Natale a Tavola a Cortina d'Ampezzo

Dic 18 2018

Natale a Tavola a Cortina d’Ampezzo

“Non importa cosa trovi sotto l’albero, ma chi trovi intorno” (Stephen Littleword)

E’ proprio così… Natale è la festa da vivere nell’armonia della famiglia. E quale migliore occasione per ritrovarsi tutti insieme attorno ad una tavola imbandita?

Al Ristorante

Al Ristorante tutti si possono rilassare e pensare solo a condividere il piacere della festa, lasciandosi servire ottimi menù natalizi immersi nella calda atmosfera di una baita di montagna, oppure nel glamour scintillante del centro.

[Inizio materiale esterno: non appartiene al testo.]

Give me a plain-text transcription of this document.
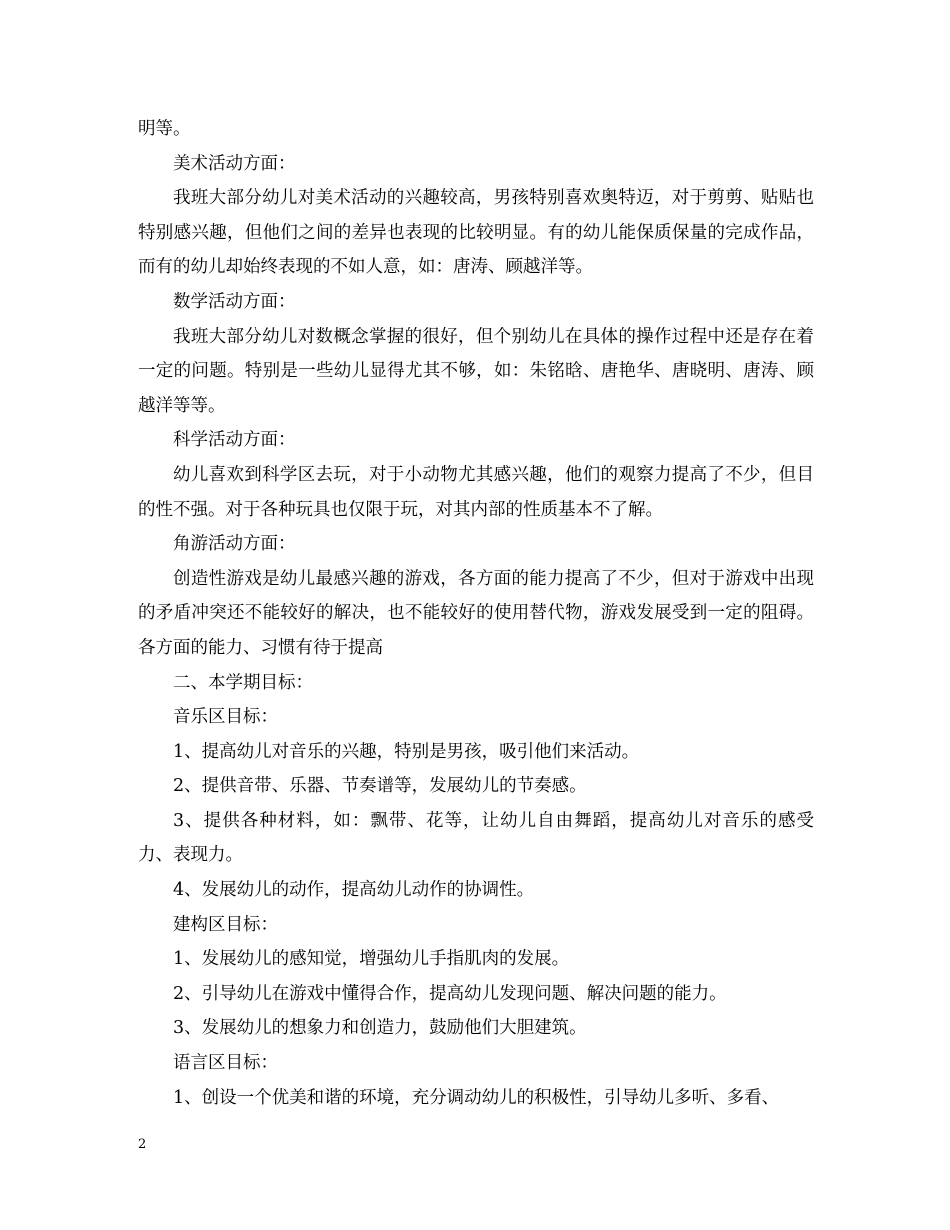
明等。

美术活动方面：

我班大部分幼儿对美术活动的兴趣较高，男孩特别喜欢奥特迈，对于剪剪、贴贴也特别感兴趣，但他们之间的差异也表现的比较明显。有的幼儿能保质保量的完成作品，而有的幼儿却始终表现的不如人意，如：唐涛、顾越洋等。

数学活动方面：

我班大部分幼儿对数概念掌握的很好，但个别幼儿在具体的操作过程中还是存在着一定的问题。特别是一些幼儿显得尤其不够，如：朱铭晗、唐艳华、唐晓明、唐涛、顾越洋等等。

科学活动方面：

幼儿喜欢到科学区去玩，对于小动物尤其感兴趣，他们的观察力提高了不少，但目的性不强。对于各种玩具也仅限于玩，对其内部的性质基本不了解。

角游活动方面：

创造性游戏是幼儿最感兴趣的游戏，各方面的能力提高了不少，但对于游戏中出现的矛盾冲突还不能较好的解决，也不能较好的使用替代物，游戏发展受到一定的阻碍。各方面的能力、习惯有待于提高

二、本学期目标：

音乐区目标：

1、提高幼儿对音乐的兴趣，特别是男孩，吸引他们来活动。

2、提供音带、乐器、节奏谱等，发展幼儿的节奏感。

3、提供各种材料，如：飘带、花等，让幼儿自由舞蹈，提高幼儿对音乐的感受力、表现力。

4、发展幼儿的动作，提高幼儿动作的协调性。

建构区目标：

1、发展幼儿的感知觉，增强幼儿手指肌肉的发展。

2、引导幼儿在游戏中懂得合作，提高幼儿发现问题、解决问题的能力。

3、发展幼儿的想象力和创造力，鼓励他们大胆建筑。

语言区目标：

1、创设一个优美和谐的环境，充分调动幼儿的积极性，引导幼儿多听、多看、

2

Qualche proposta? Scegli tra i nostri Ristoranti, ne troverai per tutti i gusti.


Idee regalo

Dolcezze

Alla Pasticceria Alverà puoi trovare panettoni artigianali leggeri e gustosi, dai classici ai gusti un po’ più particolari, come pere e cioccolato. E a proposito di cioccolato… tra le proposte più golose ci sono gli alberelli natalizi, belli da vedere e buoni da mangiare.


Prelibatezze

Al Piccolo Brite, la boutique del formaggio di Cortina, tante idee golose da regalare o da portare a tavola il giorno di Natale. Non solo gli speciali formaggi e salumi di produzione propria, ma anche una selezione di specialità gastronomiche per essere sicuri di portarsi a casa o regalare una vera chicca.

Un regalo nel regalo le raffinate confezioni “griffate” che possono rendere davvero speciale anche un piccolo pensierino.


Originalità

Una cena al Fvsion Cortina Restaurant, una cucina innovativa con una fusione di ingredienti tra cervo e sushi che stupisce e delizia il palato… farai sicuramente bella figura regalando un buono del valore di… lo decidi tu!


Curiosità

La Vigilia di Natale a Cortina… Memorie dal passato

Cortina d’Ampezzo è una località di montagna con una tradizione antica e una cucina povera. Per le usanze delle feste natalizie abbiamo testimonianze che risalgono alla fine del 1800.

Vuoi sapere cosa portavano a tavola gli ampezzani di un tempo? Ma solo per curiosità, non certo per copiare le ricette. Perchè? Continua a leggere e lo capirai 😉

Per la sera della vigilia di Natale si dice che fosse d’obbligo mangiare lumache, semplicemente tolte dal guscio e intinte nel sale, ma non mancava il baccalà lessato e condito con olio e abbondante aglio. Già, perchè anche a quei tempi arrivavano fin qui i mercanti di pesce con l’anguilla marinata, l’aringa e, appunto, lo stoccafisso.

Il piatto forte era un composto di interiora d’agnello o capretto soffritte nel burro, condite con uva sultanina, chiodi di garofano e poi cotte al forno.

A pranzo come primo piatti si usava preparare le Lesagnetes, delle tagliatelle fatte in casa e condite con l’immancabile burro fuso, ricotta affumicata grattugiata e semi di papavero.

Con il dolce andiamo un po’ meglio… si preparava infatti lo Zelten, a base di frutta secca, che troviamo ancora oggi in panificio oppure preparato in casa secondo le ricette di famiglia.